A pulverização de recursos da ordem de R$ 7 bilhões por ano em subsídios para custear o Vale-Cultura é mais um exemplo do uso equivocado de dinheiro público na área cultural do país.
A título de promover a compra de “alimento para a alma”, segundo a pérola retórica da ministra Marta Suplicy, o Estado transfere recursos para a indústria do entretenimento, que se vale da mística “cultural” para enevoar o caráter mercadológico de seus bens.
Não que haja algo de errado em vender diversão e lazer cultural. Apenas não é a melhor política, num país com sérias limitações materiais, o Estado associar-se a esses empreendimentos -muitos deles bilionários e multinacionais- na figura de consumidor indireto.
Pela nova lei, trabalhadores contratados com carteira assinada na faixa de até cinco salários mínimos (R$ 3.390) poderão receber o Vale-Cultura de R$ 50 mensais. Desse valor, R$ 45 serão bancados pelo governo federal por meio de renúncia fiscal. A adesão das empresas não é obrigatória. Estima-se que serão beneficiados 10 milhões de assalariados.
É compreensível que as críticas à lei sejam escassas entre produtores culturais e beneficiados.

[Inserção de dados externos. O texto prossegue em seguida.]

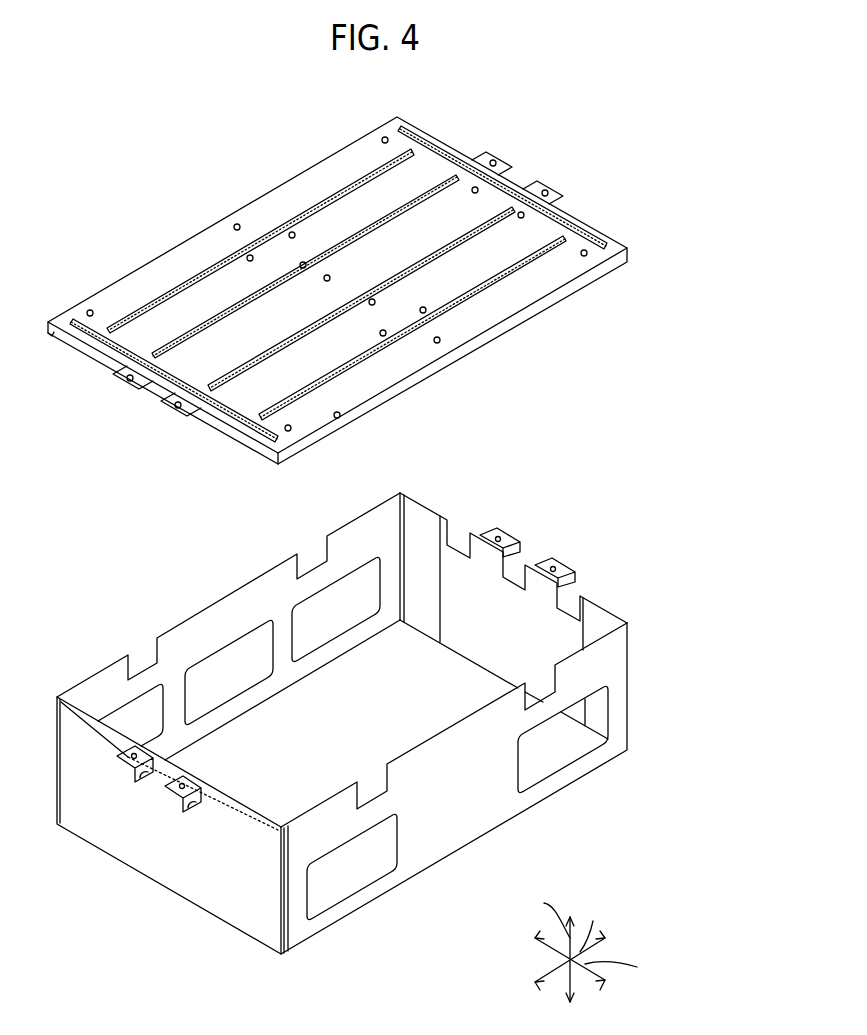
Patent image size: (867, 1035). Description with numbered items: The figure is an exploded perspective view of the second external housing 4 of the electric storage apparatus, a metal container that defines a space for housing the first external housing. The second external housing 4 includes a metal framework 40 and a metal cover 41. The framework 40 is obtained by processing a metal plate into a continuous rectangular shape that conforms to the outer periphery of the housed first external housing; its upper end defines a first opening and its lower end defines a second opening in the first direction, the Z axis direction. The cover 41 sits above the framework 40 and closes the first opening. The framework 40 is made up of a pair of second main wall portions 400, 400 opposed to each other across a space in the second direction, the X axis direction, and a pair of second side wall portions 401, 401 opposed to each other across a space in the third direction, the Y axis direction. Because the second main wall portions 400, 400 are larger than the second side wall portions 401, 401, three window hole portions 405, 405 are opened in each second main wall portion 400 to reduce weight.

The second external housing 4 is at (733, 362).
The framework 40 is at (630, 608).
The cover 41 is at (588, 305).
The second main wall portion 400 is at (248, 582).
The second side wall portion 401 is at (433, 512).
The window hole portion 405 is at (230, 695).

O argumento fácil da “democratização da cultura” sempre pode ser esgrimido para justificar o espetáculo populista. Mas parece óbvio que essa não é a melhor estratégia para empregar tais verbas públicas.
Lembre-se que o orçamento do Ministério da Cultura, de cerca de R$ 2,2 bilhões, representa menos de um terço do que se pretende gastar com o vale. Além disso, o governo federal despendeu, desde 1992, R$ 9 bilhões em renúncia fiscal por meio da Lei Rouanet.
Dessa perspectiva, a injeção de novos recursos no setor é espantosa. Ocorre que tal montante seria mais proveitoso se aplicado às atividades de formação e àquelas com menor sustentação comercial.
Dificilmente o Vale-Cultura terá esse destino. O mais provável é que ele seja utilizado em atrações já consagradas, como blockbusters e livros de autoajuda. Nada contra o consumo desses produtos, mas eles já são objeto de leis de incentivo ou não precisam de ajuda para serem bem vendidos.
É impossível não notar o interesse eleitoral por trás desse “vale-refeição da alma”, que deve fortalecer o cacife de Marta Suplicy.
Aprovada às pressas, a nova lei ajuda a emaranhar normas que chamam o Estado a interferir no mercado cultural tanto na ponta da produção quanto na do consumo, sem conseguir com isso o fortalecimento sustentável do setor.